There are two types or directions of correlation. In other words, there are two patterns that correlations can follow. These are called positive correlation and negative correlation.

Remember that in a correlational study, the researcher is measuring conditions that already exist. She or he is asking questions of a sample of participants, and finding out in what way pairs of variables are related. For example, a researcher could ask about the participants’ yearly income and years of education, to see if those two attributes are correlated.

Positive correlation

In a positive correlation, as the values of one of the variables increase, the values of the second variable also increase. Likewise, as the value of one of the variables decreases, the value of the other variable also decreases. The example above of income and education is a positive correlation. People with higher incomes also tend to have more years of education. People with fewer years of education tend to have lower income.

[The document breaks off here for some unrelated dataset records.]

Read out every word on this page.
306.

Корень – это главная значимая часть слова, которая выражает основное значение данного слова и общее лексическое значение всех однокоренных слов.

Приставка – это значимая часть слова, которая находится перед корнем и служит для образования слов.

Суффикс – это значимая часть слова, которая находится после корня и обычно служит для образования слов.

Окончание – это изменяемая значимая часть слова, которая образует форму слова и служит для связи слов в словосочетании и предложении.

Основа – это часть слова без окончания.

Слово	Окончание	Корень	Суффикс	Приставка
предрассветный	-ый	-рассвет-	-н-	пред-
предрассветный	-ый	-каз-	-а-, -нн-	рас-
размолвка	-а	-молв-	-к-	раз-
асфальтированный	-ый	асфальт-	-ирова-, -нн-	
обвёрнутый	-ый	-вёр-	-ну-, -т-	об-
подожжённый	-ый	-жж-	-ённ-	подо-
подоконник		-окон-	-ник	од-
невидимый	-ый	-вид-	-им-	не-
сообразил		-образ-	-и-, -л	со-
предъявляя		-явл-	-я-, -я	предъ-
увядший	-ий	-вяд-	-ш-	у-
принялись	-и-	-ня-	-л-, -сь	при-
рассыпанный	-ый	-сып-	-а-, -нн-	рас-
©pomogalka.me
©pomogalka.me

Here are some examples of positive correlations:

SAT scores and college achievement—among college students, those with higher SAT scores also have higher grades
Happiness and helpfulness—as people’s happiness level increases, so does their helpfulness (conversely, as people’s happiness level decreases, so does their helpfulness)

This table shows some sample data. Each person reported income and years of education.

Participant	Income	Years of Education
#1	125,000	19
#2	100,000	20
#3	40,000	16
#4	35,000	16
#5	41,000	18
#6	29,000	12
#7	35,000	14
#8	24,000	12
#9	50,000	16
#10	60,000	17

In this sample, the correlation is .79.

We can make a graph, which is called a scatterplot. On the scatterplot below, each point represents one person’s answers to questions about income and education. The line is the best fit to those points. All positive correlations have a scatterplot that looks like this. The line will always go in that direction if the correlation is positive.

Negative correlation

In a negative correlation, as the values of one of the variables increase, the values of the second variable decrease. Likewise, as the value of one of the variables decreases, the value of the other variable increases.

This is still a correlation. It is like an “inverse” correlation. The word “negative” is a label that shows the direction of the correlation.

There is a negative correlation between TV viewing and class grades—students who spend more time watching TV tend to have lower grades (or phrased as students with higher grades tend to spend less time watching TV).

Here are some other examples of negative correlations:

Education and years in jail—people who have more years of education tend to have fewer years in jail (or phrased as people with more years in jail tend to have fewer years of education)
Crying and being held—among babies, those who are held more tend to cry less (or phrased as babies who are held less tend to cry more)

We can also plot the grades and TV viewing data, shown in the table below. The scatterplot below shows the sample data from the table. The line on the scatterplot shows what a negative correlation looks like. Any negative correlation will have a line with that direction.

Participant	GPA	TV in hours per week
#1	3.1	14
#2	2.4	10
#3	2.0	20
#4	3.8	7
#5	2.2	25
#6	3.4	9
#7	2.9	15
#8	3.2	13
#9	3.7	4
#10	3.5	21

In this sample, the correlation is -.63.